Crestview ran the process, called a tender offer, to allow LPs in Fund III to sell out of their interests in the fund.

Crestview Partners got more than $25 million of limited partner sales out of its third fund as part of a secondaries process completed late last year, two people with knowledge of the deal told Buyouts.

Crestview ran the process, called a tender offer, to allow LPs in Fund III to sell out of their interests in the fund. Blackstone Group’s Strategic Partners was one of the buyers on the deal, sources said.

M2O Private Fund Advisors worked as secondaries adviser on the deal. The transaction also included a shot of fresh capital into Crestview’s fourth fund, which is in the market and raised at least $1.8 billion. Fund III closed on more than $3 billion in 2015.

In a tender offer, a sponsor lines up a buyer with an agreed-upon price for LP interests, and then LPs can choose to sell or not. Tender offers also often include staples of fresh capital into a new funds.

Fund III was generating a 14.2 percent internal rate of return and a 1.32x total value to paid-in multiple as of June 30, 2019, according to performance information from the North Carolina treasurer’s office. Out of Crestview’s $150 million commitment, about $64.5 million had not yet been called as of the same date, North Carolina’s Treasurer said.

Crestview’s tender process was smaller than the firm originally envisioned. Initially, the firm wanted to include Funds II and III in the tender offer. The two funds held an estimated $4.6 billion in unrealized value as of March 31, Buyouts’ sister publication Secondaries Investor reported last year, citing a document outlining the process.

The process was launched in July with final bids due August 20, the story said. The process was expected to wrap up by late September, according to the story.

However, the tender offer eventually only included Fund III, sources told Buyouts.

Several factors impacted the process. One involved the Jones Act, which regulates maritime commerce in the US. The rules govern shipping between US ports and has implications for the energy sector, of which Crestview has exposure.

One buyer on the deal had foreign-based underlying LPs in its fund, which would have run up against the regulations, sources said. This caused the buyer to back out and the process to be delayed, they said.

Some buyers have provisions in their fund contracts to carve-out non-US investors from deals involving regulations like the Jones Act, one secondary buyer said.

Also, tender offers with staple components seemed to fall out of favor last year, according to recent 2019 volume surveys.

LP tender offers represented only about $4 billion of volume last year out of around $26 billion of total GP-led transaction activity, the majority of which involved asset-based deals like fund restructuring, according to Evercore’s 2019 volume report. Total deal volume came in around $88 billion, Greenhill Cogent said in its 2019 volume report.

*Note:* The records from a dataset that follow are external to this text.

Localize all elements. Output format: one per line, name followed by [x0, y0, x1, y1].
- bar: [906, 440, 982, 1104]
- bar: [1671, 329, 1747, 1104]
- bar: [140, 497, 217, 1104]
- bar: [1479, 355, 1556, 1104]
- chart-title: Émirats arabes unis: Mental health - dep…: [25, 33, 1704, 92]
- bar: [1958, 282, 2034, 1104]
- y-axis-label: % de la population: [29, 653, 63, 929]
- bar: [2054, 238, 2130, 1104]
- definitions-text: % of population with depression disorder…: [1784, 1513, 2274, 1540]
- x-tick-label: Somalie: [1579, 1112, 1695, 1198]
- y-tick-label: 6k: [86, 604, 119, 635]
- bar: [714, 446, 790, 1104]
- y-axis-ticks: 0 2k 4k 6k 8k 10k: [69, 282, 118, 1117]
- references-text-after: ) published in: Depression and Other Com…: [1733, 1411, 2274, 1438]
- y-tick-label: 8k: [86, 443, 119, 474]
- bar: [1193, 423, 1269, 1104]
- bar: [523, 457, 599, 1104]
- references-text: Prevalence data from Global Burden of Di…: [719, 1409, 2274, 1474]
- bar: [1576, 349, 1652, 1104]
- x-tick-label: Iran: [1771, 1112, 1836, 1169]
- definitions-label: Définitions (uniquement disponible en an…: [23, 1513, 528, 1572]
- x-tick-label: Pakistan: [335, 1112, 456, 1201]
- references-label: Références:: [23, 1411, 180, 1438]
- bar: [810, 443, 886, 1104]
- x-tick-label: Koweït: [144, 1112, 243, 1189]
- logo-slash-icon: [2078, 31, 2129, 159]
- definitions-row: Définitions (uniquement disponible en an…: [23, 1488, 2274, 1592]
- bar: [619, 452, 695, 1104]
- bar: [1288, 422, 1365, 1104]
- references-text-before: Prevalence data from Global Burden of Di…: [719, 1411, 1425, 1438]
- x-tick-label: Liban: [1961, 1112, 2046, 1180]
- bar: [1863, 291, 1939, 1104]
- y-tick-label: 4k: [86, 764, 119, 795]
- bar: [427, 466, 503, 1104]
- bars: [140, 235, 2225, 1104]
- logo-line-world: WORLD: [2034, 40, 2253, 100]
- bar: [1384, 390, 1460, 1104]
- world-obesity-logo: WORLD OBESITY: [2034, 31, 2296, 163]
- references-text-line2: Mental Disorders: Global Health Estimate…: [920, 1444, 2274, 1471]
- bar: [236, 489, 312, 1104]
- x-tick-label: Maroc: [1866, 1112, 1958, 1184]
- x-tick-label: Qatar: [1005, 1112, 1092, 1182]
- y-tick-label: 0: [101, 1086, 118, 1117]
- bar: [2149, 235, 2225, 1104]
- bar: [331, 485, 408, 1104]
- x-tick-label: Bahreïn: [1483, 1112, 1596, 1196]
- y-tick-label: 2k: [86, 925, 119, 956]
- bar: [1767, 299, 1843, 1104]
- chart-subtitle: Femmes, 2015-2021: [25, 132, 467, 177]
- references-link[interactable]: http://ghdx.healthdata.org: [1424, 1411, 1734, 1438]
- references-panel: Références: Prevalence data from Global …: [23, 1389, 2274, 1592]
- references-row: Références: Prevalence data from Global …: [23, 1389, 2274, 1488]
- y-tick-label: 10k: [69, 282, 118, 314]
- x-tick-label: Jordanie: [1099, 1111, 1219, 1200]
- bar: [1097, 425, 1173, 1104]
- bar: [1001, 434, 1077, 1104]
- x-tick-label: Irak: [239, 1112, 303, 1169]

Greenhill Cogent found that one factor that went into the rise of failed transactions last year was a requirement of a staple or follow-on capital, the report said. Secondaries buyers generally have mixed reviews about tender offers that involve staples. The presence of a staple can be viewed as a conflict for the GP, who may be tempted to accept a lower price bidder who is willing to put some fresh capital into a new fund. “You start to lose some alignment” with staples, the secondaries buyer said.

Spokespeople for Crestview and Blackstone declined to comment.